Change log

v0.1.0 <2022-xx-xx>

WILL BE MOVED TO GITHUB RELEASES.

New features

Dynamic batch size support (by batch_max_frames).
New acoustic models based on duration informed Tacotron.
New F0 prediction models based on duration informed Tacotron.
Multi-stream model implementations
Support mel-spectrogram as acoustic features.
Integrate uSFGAN vocoder

v0.0.3 <2022-10-15>

Moved the repository to https://github.com/nnsvs organization.

New features

Mixed precision training #106
Recipe-level integration of hyperparameter optimization with Optuna #43 Hyperparameter optimization with Optuna
Added VariancePredictor (Ren et al. [RHQ+21]).
Spectrogram, aperiodicity, F0, and generated audio is now logged to tensorboard if train_resf0.py is used.
Objective metrics (such as mel-cepstrum distortion and RMSE) are now logged to tensorboard. #41
Added MDNv2 (MDN + dropout) #118
Correct V/UV (correct_vuv) option is added to feature processing.
Support training non-resf0 models with train_resf0.py #125
Global-variance (GV)-based post-filter

Bug fixes

Add a heuristic trick to prevent non-negative durations at synthesis time
Fix error when no dynamic features are used #128
Add a workaround for WORLD’s segfaults issue when min_f0 is too high.
Fix bug of computing pitch regularization weights
Fix continuous F0 for rest

Improvements

nnsvs.model.MDN now support dropout by the dropout argument.
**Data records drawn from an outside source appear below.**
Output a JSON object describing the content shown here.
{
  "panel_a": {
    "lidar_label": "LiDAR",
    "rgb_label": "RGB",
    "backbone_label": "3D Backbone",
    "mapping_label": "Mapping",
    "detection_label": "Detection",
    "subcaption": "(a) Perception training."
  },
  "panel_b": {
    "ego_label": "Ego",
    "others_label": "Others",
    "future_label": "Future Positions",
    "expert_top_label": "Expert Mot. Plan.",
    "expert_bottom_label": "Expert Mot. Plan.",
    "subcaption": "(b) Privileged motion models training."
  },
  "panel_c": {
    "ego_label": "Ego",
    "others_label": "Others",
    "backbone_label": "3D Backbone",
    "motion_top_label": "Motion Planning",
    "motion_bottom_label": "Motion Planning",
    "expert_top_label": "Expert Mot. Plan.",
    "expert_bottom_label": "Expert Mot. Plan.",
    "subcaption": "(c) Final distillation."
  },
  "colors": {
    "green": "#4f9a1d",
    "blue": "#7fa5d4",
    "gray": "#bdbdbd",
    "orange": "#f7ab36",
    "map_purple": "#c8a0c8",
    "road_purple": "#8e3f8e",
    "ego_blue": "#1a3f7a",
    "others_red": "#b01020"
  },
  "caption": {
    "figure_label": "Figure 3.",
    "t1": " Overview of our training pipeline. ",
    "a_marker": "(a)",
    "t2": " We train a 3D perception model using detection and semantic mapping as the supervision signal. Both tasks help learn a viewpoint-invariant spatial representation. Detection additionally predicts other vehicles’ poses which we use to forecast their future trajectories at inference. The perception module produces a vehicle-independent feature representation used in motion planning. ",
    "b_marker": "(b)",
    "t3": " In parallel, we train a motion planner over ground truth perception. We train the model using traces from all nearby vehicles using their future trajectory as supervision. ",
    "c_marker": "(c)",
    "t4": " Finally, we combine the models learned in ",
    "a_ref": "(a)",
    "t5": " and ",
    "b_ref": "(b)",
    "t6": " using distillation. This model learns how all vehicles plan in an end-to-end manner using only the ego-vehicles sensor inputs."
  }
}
The dropout argument existed before but it was no-op for a long time.
Number of training iterations can be now specified by either epochs or steps.
A heuristic trick is added to prevent serious V/UV prediction errors . #95 #119
Speech parameter trajectory smoothing (Takamichi et al. [TKT+15]). Disabled by default.
Added recipe tests on CI #116
Add option to allow filtering of long segments #135
Stream-wise flags to enable/disable dynamic features
Pre-processing: Tweaked min_f0/max_f0 threshold
Pre-processing: Add resampling if necessary
Pre-processing: Allow users to specify expliciti F0 range
Expose decay_size for pitch reguralization
Support Codecov

Deprecations

dropout for nnsvs.model.MDN is deprecated. Please consider removing the parameter as it has no effect.
dropout for nnsvs.model.Conv1dResnet is deprecated. Please consider removing the parameter as it has no effect.
FeedForwardNet is renamed to FFN to be consistent with other names (such as MDN)
ResF0Conv1dResnetMDN is deprecated. You can use ResF0Conv1dResnet with use_mdn=True.
Conv1dResnetMDN is deprecated. You can use Conv1dResnet with use_mdn=True.

Breaking changes

Update d4c threshold to prevent serious voiced -> unvoiced errors from 0.85 to 0.15. If you prefer the old default, please set d4c_threshold to 0.85.
Default values of functions in gen.py and svs.py are changed while refactoring. Please explicitly set the function arguments to avoid unexpected behavior.

Documentation

Added documentations as mush as possible.

Experimental features

Some features that are available but not yet tested or documented

GAN-based post-filters (Kaneko et al. [KTKY17b], Kaneko et al. [KTKY17a]) #85 and GV post-filter (Silén et al. [SilenHNG12])
CycleGAN-based post-filter
Support for neural vocoders #72
Add ResF0NonAttentiveTacotron acoustic model. #129 #15
WaveNet #100
GAN-based acoustic models #85
Make nnsvs.svs to support trainable post-filters and neural vocoders.

v0.0.2 <2022-04-29>

A version that should work with ENUNU v0.4.0

New features

Improved timings with MDN duration models #80
Improved acoustic models with residual F0 prediction #76

Bug fixes

numpy.linalg.LinAlgError in MDN models #94

v0.0.1 <2022-03-11>

The first release

The initial version of nnsvs (with some experimental features like vibrato modeling and data augmentation). This version should be compatible with currently available tools around nnsvs (e.g., ENUNU). Hydra >=v1.0.0, <v1.2.0 is supported. PyPi release is also available. So you can install the core library by pip install nnsvs.